I ran into this same issue, Ill try to give this issue a review this week. Nice job!

kalinon commented 3 years ago

So im currently running into this problem using your branch. going to continue to look into it, but looks like the generator re-defining Qt::Application

Called macro defined in lib/qt5/src/qt5/binding.cr:6:1

 6 | {% begin %}

Which expanded to:

 > 1 | 
 > 2 |   
 > 3 |   require "./binding/binding_linux-gnu-x86_64-qt5.15"
Error: while requiring "./binding/binding_linux-gnu-x86_64-qt5.15"

In lib/qt5/src/qt5/binding/binding_linux-gnu-x86_64-qt5.15.cr:39581:9

 39581 | class Application < GuiApplication
               ^
Error: superclass mismatch for class Qt::Application (Qt::GuiApplication for Reference)
f-fr commented 3 years ago

Well, I didn't change anything at the generated crystal code. If this is is a superclass mismatch ... where is the other definition for this superclass (i.e. there should be another "class Application < ..." somewhere)?

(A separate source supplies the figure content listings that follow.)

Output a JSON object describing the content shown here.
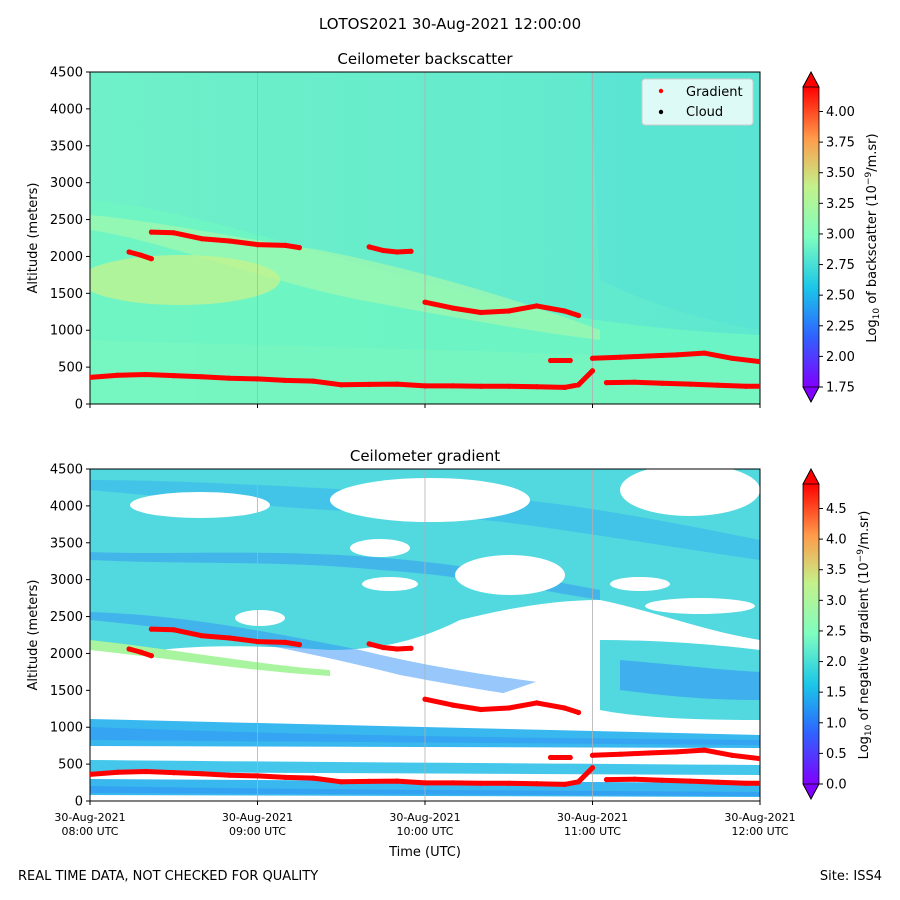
{
  "suptitle": "LOTOS2021 30-Aug-2021 12:00:00",
  "footer": {
    "left": "REAL TIME DATA, NOT CHECKED FOR QUALITY",
    "right": "Site: ISS4"
  },
  "chart_data": [
    {
      "type": "heatmap",
      "title": "Ceilometer backscatter",
      "ylabel": "Altitude (meters)",
      "xlabel": "",
      "x_range": [
        "08:00",
        "12:00"
      ],
      "ylim": [
        0,
        4500
      ],
      "yticks": [
        0,
        500,
        1000,
        1500,
        2000,
        2500,
        3000,
        3500,
        4000,
        4500
      ],
      "grid": "vertical lines at hourly ticks",
      "colorbar": {
        "label": "Log10 of backscatter (10^-9/m.sr)",
        "colormap": "rainbow",
        "range": [
          1.75,
          4.2
        ],
        "ticks": [
          "1.75",
          "2.00",
          "2.25",
          "2.50",
          "2.75",
          "3.00",
          "3.25",
          "3.50",
          "3.75",
          "4.00"
        ]
      },
      "legend": {
        "placement": "top-right",
        "entries": [
          "Gradient",
          "Cloud"
        ],
        "colors": [
          "#ff0000",
          "#000000"
        ]
      }
    },
    {
      "type": "heatmap",
      "title": "Ceilometer gradient",
      "ylabel": "Altitude (meters)",
      "xlabel": "Time (UTC)",
      "x_range": [
        "08:00",
        "12:00"
      ],
      "xticks": [
        [
          "30-Aug-2021",
          "08:00 UTC"
        ],
        [
          "30-Aug-2021",
          "09:00 UTC"
        ],
        [
          "30-Aug-2021",
          "10:00 UTC"
        ],
        [
          "30-Aug-2021",
          "11:00 UTC"
        ],
        [
          "30-Aug-2021",
          "12:00 UTC"
        ]
      ],
      "ylim": [
        0,
        4500
      ],
      "yticks": [
        0,
        500,
        1000,
        1500,
        2000,
        2500,
        3000,
        3500,
        4000,
        4500
      ],
      "grid": "vertical lines at hourly ticks",
      "colorbar": {
        "label": "Log10 of negative gradient (10^-9/m.sr)",
        "colormap": "rainbow",
        "range": [
          0.0,
          4.9
        ],
        "ticks": [
          "0.0",
          "0.5",
          "1.0",
          "1.5",
          "2.0",
          "2.5",
          "3.0",
          "3.5",
          "4.0",
          "4.5"
        ]
      }
    }
  ],
  "gradient_layers": [
    {
      "x": [
        "08:00",
        "08:10",
        "08:20",
        "08:30",
        "08:40",
        "08:50",
        "09:00",
        "09:10",
        "09:20",
        "09:30",
        "09:40",
        "09:50",
        "10:00",
        "10:10",
        "10:20",
        "10:30",
        "10:40",
        "10:50",
        "10:55",
        "11:00"
      ],
      "y": [
        360,
        390,
        400,
        385,
        370,
        350,
        340,
        320,
        310,
        260,
        265,
        270,
        245,
        245,
        240,
        240,
        235,
        225,
        260,
        450
      ]
    },
    {
      "x": [
        "11:05",
        "11:15",
        "11:25",
        "11:35",
        "11:45",
        "11:55",
        "12:00"
      ],
      "y": [
        290,
        295,
        280,
        270,
        255,
        240,
        240
      ]
    },
    {
      "x": [
        "11:00",
        "11:10",
        "11:20",
        "11:30",
        "11:40",
        "11:50",
        "12:00"
      ],
      "y": [
        620,
        635,
        650,
        665,
        690,
        620,
        575
      ]
    },
    {
      "x": [
        "10:45",
        "10:52"
      ],
      "y": [
        590,
        590
      ]
    },
    {
      "x": [
        "10:00",
        "10:10",
        "10:20",
        "10:30",
        "10:40",
        "10:50",
        "10:55"
      ],
      "y": [
        1380,
        1300,
        1240,
        1260,
        1330,
        1260,
        1200
      ]
    },
    {
      "x": [
        "09:40",
        "09:45",
        "09:50",
        "09:55"
      ],
      "y": [
        2130,
        2080,
        2060,
        2070
      ]
    },
    {
      "x": [
        "08:22",
        "08:30",
        "08:40",
        "08:50",
        "09:00",
        "09:10",
        "09:15"
      ],
      "y": [
        2330,
        2320,
        2240,
        2210,
        2160,
        2150,
        2120
      ]
    },
    {
      "x": [
        "08:14",
        "08:18",
        "08:22"
      ],
      "y": [
        2060,
        2020,
        1970
      ]
    }
  ]
}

Or are there two different definitions for "GuiApplication"?

Maybe there are multiple generated binding files (i.e. multiple files of the form "binding_linux-gnu-......cr")? These are the generated Crystal files and, AFAICT, the file "binding.cr" includes everything it could find. Maybe deleting all of them and then rerunning the generator solves the problem.

kalinon commented 3 years ago

I'm thinking this may be a change in crystal 1.1 or 1.2. I did not see any definitions of Qt::Application other than 1 in the generator and 1 in src

 39581 | class Application < GuiApplication

and

module Qt
  class Application

I think because the src/qt5/application.cr does not inherit from GuiApplication it is causing the issue.

kalinon commented 3 years ago

Getting past that error leads me to a second:

Called macro defined in lib/qt5/src/qt5/binding.cr:6:1

 6 | {% begin %}

Which expanded to:

 > 1 | 
 > 2 |   
 > 3 |   require "./binding/binding_linux-gnu-x86_64-qt5.15"
Error: while requiring "./binding/binding_linux-gnu-x86_64-qt5.15"

In lib/qt5/src/qt5/binding/binding_linux-gnu-x86_64-qt5.15.cr:69582:48

 69582 | include BindgenHelper::SequentialContainer(Variant)
                                                    ^------
Error: undefined constant Variant
f-fr commented 3 years ago

Really I don't know. I use crystal 1.2.2 and qt 5.15. Did you start with a fresh install? If you refer to my "integrate" branch of qt5.cr from some fresh project's shard.yml and run "shards update" then it should compile qt5.cr with your system's qt dev files. This is what I do and I get no error of that kind.